Правда варварской Руси - Шамбаров Валерий Евгеньевич (книги хорошего качества .TXT) 📗
О, это были фигуры весьма примечательные. Дядя короля Гастон Орлеанский, дурак и трус, всегда закладывавший своих соратников по заговорам. Отличный полководец Конде из рода Бурбонов — выступавший предводителем гугенотов, но на деле безбожник, распутник и редкий циник. Его сестренка, по мужу герцогиня де Лонгвилль — ее хобби было брать «шефство» над неопытными юношами и девушками, попадающими ко двору, затаскивать к себе в спальню и обучать любовным наукам вплоть до крайних «изысков». Принц Конти, родившийся горбуном. Но ведь переспать с горбатым тоже было «изыском», и от желающих отбоя не было. Тем более что он не обманывал ожиданий и славился жеребцовской энергией. По этой части с ним мог поспорить разве что принц Гонди. Он пошел по линии церковной карьеры, в возрасте 9 лет получил 2 аббатства, в 14 стал каноником собора Парижской Богоматери, а потом для него выпросили у папы «виртуальный» сан архиепископа Коринфского — без реальной должности. Гонди имел привычку содержать 3–4 знатных любовницы и развлекаться с ними единовременно, в групповушках. Всю эту компанию дополняли бастарды Генриха IV принцы Вандомские, Бофоры, Буйонны. И каждого окружала толпа прихлебателей-дворян.
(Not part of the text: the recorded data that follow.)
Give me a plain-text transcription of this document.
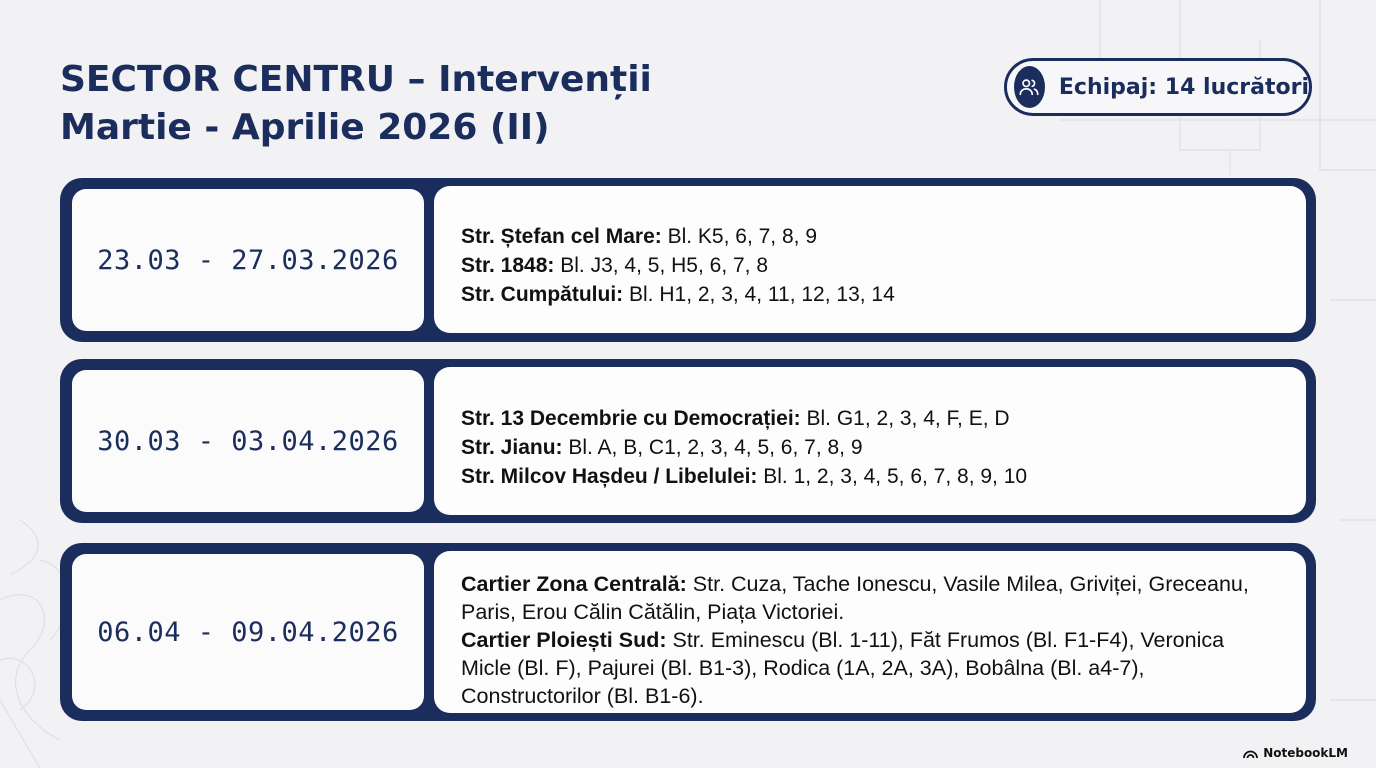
SECTOR CENTRU – Intervenții
Martie - Aprilie 2026 (II)
Echipaj: 14 lucrători
23.03 - 27.03.2026
Str. Ștefan cel Mare: Bl. K5, 6, 7, 8, 9
Str. 1848: Bl. J3, 4, 5, H5, 6, 7, 8
Str. Cumpătului: Bl. H1, 2, 3, 4, 11, 12, 13, 14
30.03 - 03.04.2026
Str. 13 Decembrie cu Democrației: Bl. G1, 2, 3, 4, F, E, D
Str. Jianu: Bl. A, B, C1, 2, 3, 4, 5, 6, 7, 8, 9
Str. Milcov Hașdeu / Libelulei: Bl. 1, 2, 3, 4, 5, 6, 7, 8, 9, 10
06.04 - 09.04.2026

Cartier Zona Centrală: Str. Cuza, Tache Ionescu, Vasile Milea, Griviței, Greceanu, Paris, Erou Călin Cătălin, Piața Victoriei.

Cartier Ploiești Sud: Str. Eminescu (Bl. 1-11), Făt Frumos (Bl. F1-F4), Veronica Micle (Bl. F), Pajurei (Bl. B1-3), Rodica (1A, 2A, 3A), Bobâlna (Bl. a4-7), Constructorilor (Bl. B1-6).

NotebookLM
В общем, образовался неслабый клубок потенциальных междоусобиц. И взрыв произошел все в том же «бунташном» 1648 г., когда полыхали восстания в Англии, Москве, на Украине. Тридцатилетняя война заканчивалась, но Франция продолжала борьбу с Испанией. А финансовое состояние дошло до ручки. Доходы казны составляли 12 млн. ливров при расходах 200 млн. Недостачу покрывали внутренними займами — и только годовые проценты к выплате достигли 20 млн. Их стали выдавать с задержками, вместо денег навязывали ценные бумаги будущих займов. Заключались соглашения с банкирами. Им отдавали на откуп статьи грядущих доходов, и вливания от банкиров достигли 80 % бюджета.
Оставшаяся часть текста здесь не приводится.